Deflections of ultra-high energy cosmic rays by the Milky Way magnetic field: how well can they be corrected?

TL;DR

This paper investigates the potential to correct for the deflections of ultra-high energy cosmic rays caused by the Galactic magnetic field, using simulated future 3D magnetic field measurements to assess correction limits and dependencies.

Contribution

It explores the feasibility of trajectory correction of UHECRs based on hypothetical 3D GMF measurements, considering measurement uncertainties and different GMF models.

Findings

Correction effectiveness depends on particle rigidity and arrival direction.

Uncertainty in magnetic field measurements significantly impacts correction accuracy.

Results vary with different GMF models used in the simulation.

Abstract

Locating the sources of ultra-high energy cosmic rays (UHECRs) still remains a difficult puzzle for modern astrophysics. A major hurdle in the search for the sources is the fact that UHECRs are deflected by the Galactic magnetic field (GMF). Current knowledge of the GMF is limited, as most experimental measurements track line-of-sight--integrated quantities that are used to obtain best-fit parameters for global models including a large random component. The advent, however, of the Gaia era, with measurements of $\sim 10^9$ stellar parallaxes, in combination with upcoming large polarimetric surveys, make, for the first time, a 3D measurement of the GMF possible in principle. Such measurements can then be used to attempt a reconstruction of the trajectories of individual UHECRs through the Galaxy, in order to correct for their deflection. Motivated by these developments, in the present work, we study the limits of such a correction, by examining how its effectiveness depends on the uncertainty of any such future magnetic field measurements. To that end, we simulate attempts to reconstruct the trajectory of the cosmic ray by using hypothetical measurements of the GMF, based on values received from two recently updated GMF models.
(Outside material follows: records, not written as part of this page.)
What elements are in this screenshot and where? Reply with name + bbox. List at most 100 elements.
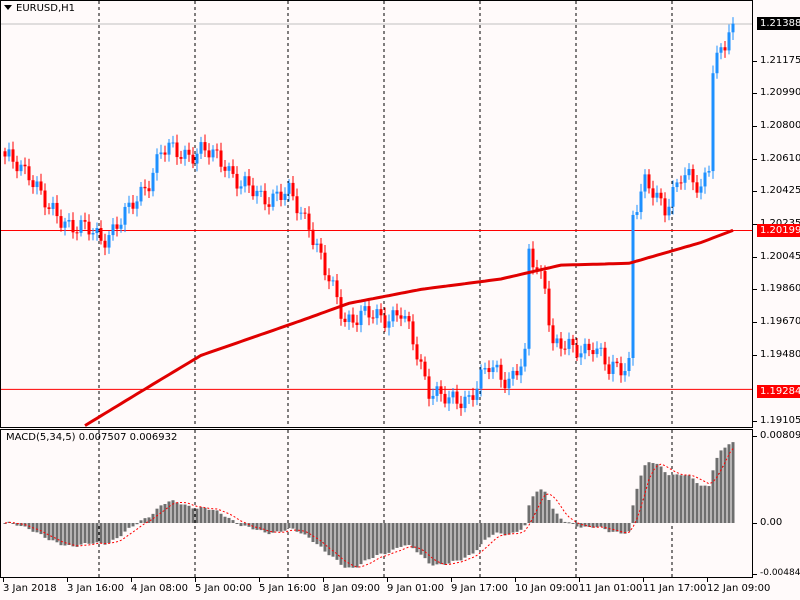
macd-histogram-bar (347, 523, 351, 568)
macd-histogram-bar (255, 523, 259, 530)
macd-histogram-bar (539, 489, 543, 523)
macd-histogram-bar (275, 523, 279, 532)
time-axis-label: 11 Jan 01:00 (579, 583, 643, 594)
macd-histogram-bar (231, 520, 235, 523)
bullish-candle (687, 169, 691, 176)
bearish-candle (11, 149, 15, 162)
bullish-candle (299, 212, 303, 214)
macd-histogram-bar (127, 523, 131, 528)
dropdown-triangle-icon[interactable] (4, 5, 12, 10)
level-tag-2: 1.19284 (757, 385, 800, 398)
macd-histogram-bar (279, 523, 283, 532)
bearish-candle (487, 368, 491, 373)
bearish-candle (59, 216, 63, 228)
bearish-candle (619, 363, 623, 376)
bullish-candle (555, 338, 559, 344)
macd-histogram-bar (227, 517, 231, 523)
bearish-candle (143, 186, 147, 189)
bullish-candle (683, 175, 687, 183)
macd-histogram-bar (43, 523, 47, 538)
bearish-candle (187, 149, 191, 155)
price-axis-label: 1.20045 (760, 251, 800, 262)
bearish-candle (291, 182, 295, 197)
time-axis-label: 3 Jan 2018 (3, 583, 57, 594)
macd-axis-min: -0.004844 (760, 568, 800, 578)
macd-histogram-bar (723, 447, 727, 523)
macd-histogram-bar (643, 465, 647, 523)
symbol-title[interactable]: EURUSD,H1 (4, 3, 75, 14)
macd-histogram-bar (323, 523, 327, 552)
macd-histogram-bar (199, 507, 203, 523)
bullish-candle (495, 364, 499, 368)
bearish-candle (355, 322, 359, 326)
bearish-candle (223, 166, 227, 171)
bearish-candle (571, 338, 575, 346)
bearish-candle (383, 315, 387, 328)
macd-histogram-bar (467, 523, 471, 555)
bearish-candle (343, 318, 347, 323)
bearish-candle (295, 196, 299, 214)
bearish-candle (307, 213, 311, 230)
macd-histogram-bar (435, 523, 439, 565)
macd-histogram-bar (611, 523, 615, 532)
bearish-candle (559, 338, 563, 349)
symbol-label: EURUSD,H1 (16, 3, 76, 14)
macd-histogram-bar (379, 523, 383, 554)
bullish-candle (155, 154, 159, 173)
macd-histogram-bar (475, 523, 479, 551)
bearish-candle (27, 166, 31, 181)
bearish-candle (455, 391, 459, 404)
bearish-candle (679, 182, 683, 184)
bearish-candle (267, 204, 271, 207)
bullish-candle (375, 309, 379, 319)
bearish-candle (563, 348, 567, 350)
bullish-candle (463, 396, 467, 409)
macd-histogram-bar (47, 523, 51, 541)
bullish-candle (667, 206, 671, 216)
macd-histogram-bar (83, 523, 87, 544)
macd-histogram-bar (35, 523, 39, 533)
bearish-candle (47, 207, 51, 209)
macd-histogram-bar (131, 523, 135, 527)
bullish-candle (387, 321, 391, 328)
macd-histogram-bar (607, 523, 611, 533)
macd-histogram-bar (167, 501, 171, 523)
bullish-candle (119, 224, 123, 229)
time-axis-label: 9 Jan 17:00 (451, 583, 508, 594)
bullish-candle (483, 368, 487, 370)
bearish-candle (219, 150, 223, 167)
macd-histogram-bar (179, 504, 183, 523)
price-axis-label: 1.20800 (760, 120, 800, 131)
macd-histogram-bar (471, 523, 475, 554)
macd-histogram-bar (123, 523, 127, 532)
macd-histogram-bar (531, 496, 535, 523)
macd-histogram-bar (695, 483, 699, 523)
macd-histogram-bar (291, 523, 295, 529)
bearish-candle (303, 212, 307, 214)
bearish-candle (15, 161, 19, 172)
macd-histogram-bar (351, 523, 355, 568)
macd-histogram-bar (263, 523, 267, 533)
bearish-candle (515, 370, 519, 376)
bullish-candle (435, 386, 439, 396)
macd-histogram-bar (415, 523, 419, 553)
bullish-candle (139, 186, 143, 202)
macd-histogram-bar (191, 508, 195, 523)
bearish-candle (471, 395, 475, 400)
bearish-candle (43, 190, 47, 208)
bullish-candle (347, 314, 351, 323)
time-axis-label: 5 Jan 16:00 (259, 583, 316, 594)
macd-histogram-bar (395, 523, 399, 548)
time-axis-label: 3 Jan 16:00 (67, 583, 124, 594)
bearish-candle (411, 321, 415, 345)
time-axis-label: 8 Jan 09:00 (323, 583, 380, 594)
macd-histogram-bar (719, 450, 723, 523)
time-axis-label: 11 Jan 17:00 (643, 583, 707, 594)
bearish-candle (367, 306, 371, 318)
bearish-candle (587, 343, 591, 351)
bearish-candle (31, 180, 35, 188)
bullish-candle (135, 201, 139, 209)
bearish-candle (147, 188, 151, 192)
macd-histogram-bar (631, 505, 635, 523)
bullish-candle (675, 182, 679, 188)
To simulate the uncertainty of a 3D measurement, random errors to these values are introduced separately for the plane-of-the-sky (POS) magnitude, the line-of-sight (LOS) magnitude and the POS direction. Our results highlight the conditions under which an effective correction is achievable. We find that the effectiveness is dependent on the particle rigidity and arrival direction, and can vary significantly depending on the GMF model used.